Surrounding and complementing his central performance is ensemble playing of very even quality: each of the actors brings out the key features of his or her character in an unfussy, plausible way, from Victoria Porter’s nicely-observed and neurotically driven Sheila Wallis through to Musa Trevathan’s and Neil James’ methodical and unhurried Remick and Appleton. As Maggie Howard, Claire Fisher is quick and effective in establishing both her own persona and the nature of her relationships with her husband, Sheila and her sister, Helen Tenby. As the latter, Kirsty Cox gives a delightfully natural and a strong performance, one of which I would have been happy to have seen even more, had the writing required it. All of the eight-strong cast contribute to the production’s overall success.

If, as I do, you enjoy, at times, sitting down in a comfortable chair, with an absorbing book to read, take the opportunity to book tickets and go along to Boscombe’s Shelley Theatre while ‘Suddenly at Home’ continues in performance until Tuesday, August 21st – because that was the feeling with which I, clearly in common with the rest of a very good house, came away: played with pace and assurance, the production seemed to fly by, prompting laughter, delighted surprise (or affirmation) and absorbed silence in pretty equal measure.

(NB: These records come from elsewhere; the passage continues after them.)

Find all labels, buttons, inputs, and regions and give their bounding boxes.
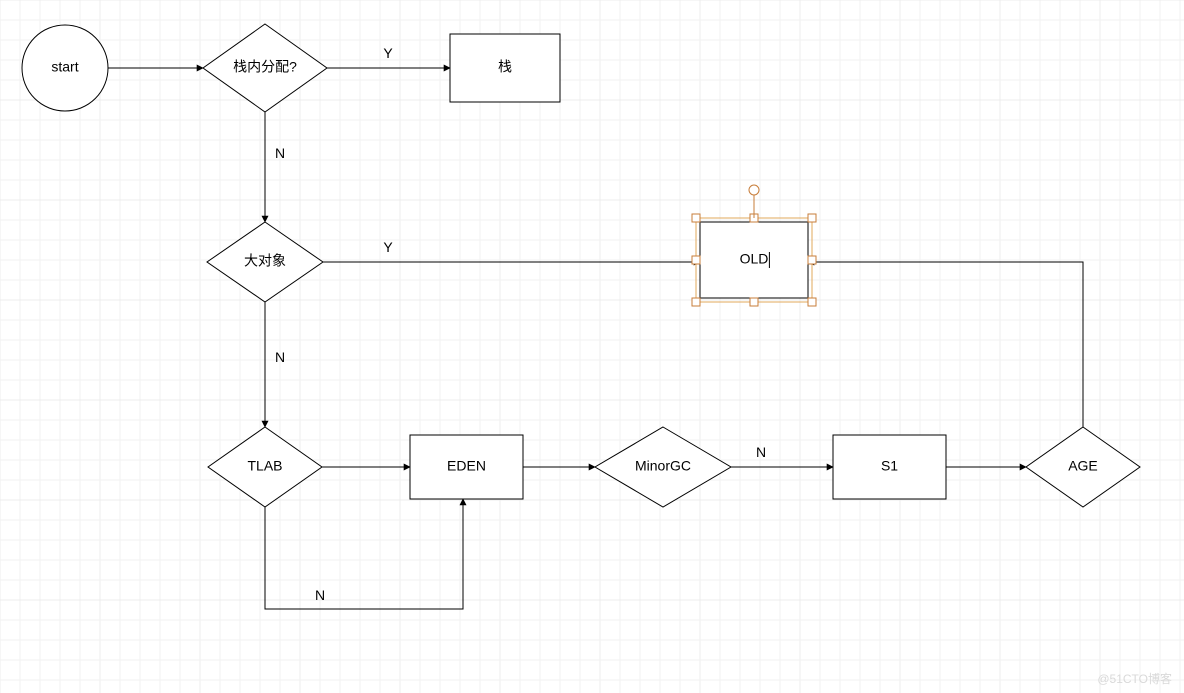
edge-label-8: N	[756, 444, 766, 460]
node-label-n_tlab: TLAB	[247, 458, 282, 474]
node-n_s1[interactable]: S1	[833, 435, 946, 499]
node-label-n_s1: S1	[881, 458, 898, 474]
node-label-n_stack: 栈	[498, 59, 512, 75]
node-label-n_eden: EDEN	[447, 458, 486, 474]
node-label-n_stack_q: 栈内分配?	[233, 59, 297, 75]
resize-handle-2[interactable]	[808, 214, 816, 222]
node-label-n_age: AGE	[1068, 458, 1098, 474]
edge-label-2: N	[275, 145, 285, 161]
resize-handle-5[interactable]	[692, 298, 700, 306]
node-start[interactable]: start	[22, 25, 108, 111]
watermark: @51CTO博客	[1097, 671, 1172, 686]
node-label-n_old: OLD	[740, 251, 769, 267]
resize-handle-7[interactable]	[808, 298, 816, 306]
node-n_stack[interactable]: 栈	[450, 34, 560, 102]
node-n_eden[interactable]: EDEN	[410, 435, 523, 499]
edge-label-1: Y	[383, 45, 393, 61]
resize-handle-4[interactable]	[808, 256, 816, 264]
node-label-n_bigobj: 大对象	[244, 253, 286, 269]
resize-handle-0[interactable]	[692, 214, 700, 222]
edge-label-3: Y	[383, 239, 393, 255]
rotate-handle[interactable]	[749, 185, 759, 195]
resize-handle-3[interactable]	[692, 256, 700, 264]
node-label-n_minor: MinorGC	[635, 458, 691, 474]
resize-handle-6[interactable]	[750, 298, 758, 306]
flowchart-canvas: Y N Y N N Nstart 栈内分配? 栈大对象 OLD TLAB EDEN MinorGC S1…	[0, 0, 1184, 693]
node-label-start: start	[51, 59, 78, 75]
edge-label-6: N	[315, 587, 325, 603]
edge-label-4: N	[275, 349, 285, 365]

From Thursday, August 23rd, L.R.P. complete their season with a run of Richard Harris’s psychological thriller ‘Dead Guilty’, which features another regular member of the London repertory Players, Al Wadlan. Director Vernon Thompson has proved repeatedly to be an accomplished interpreter of a range of plays, notably with crime and suspense at their hearts, which brings the promise of as strong an end to the season as has been the case so far. It really is our good fortune to have repertory theatre of so consistent a standard so close at hand.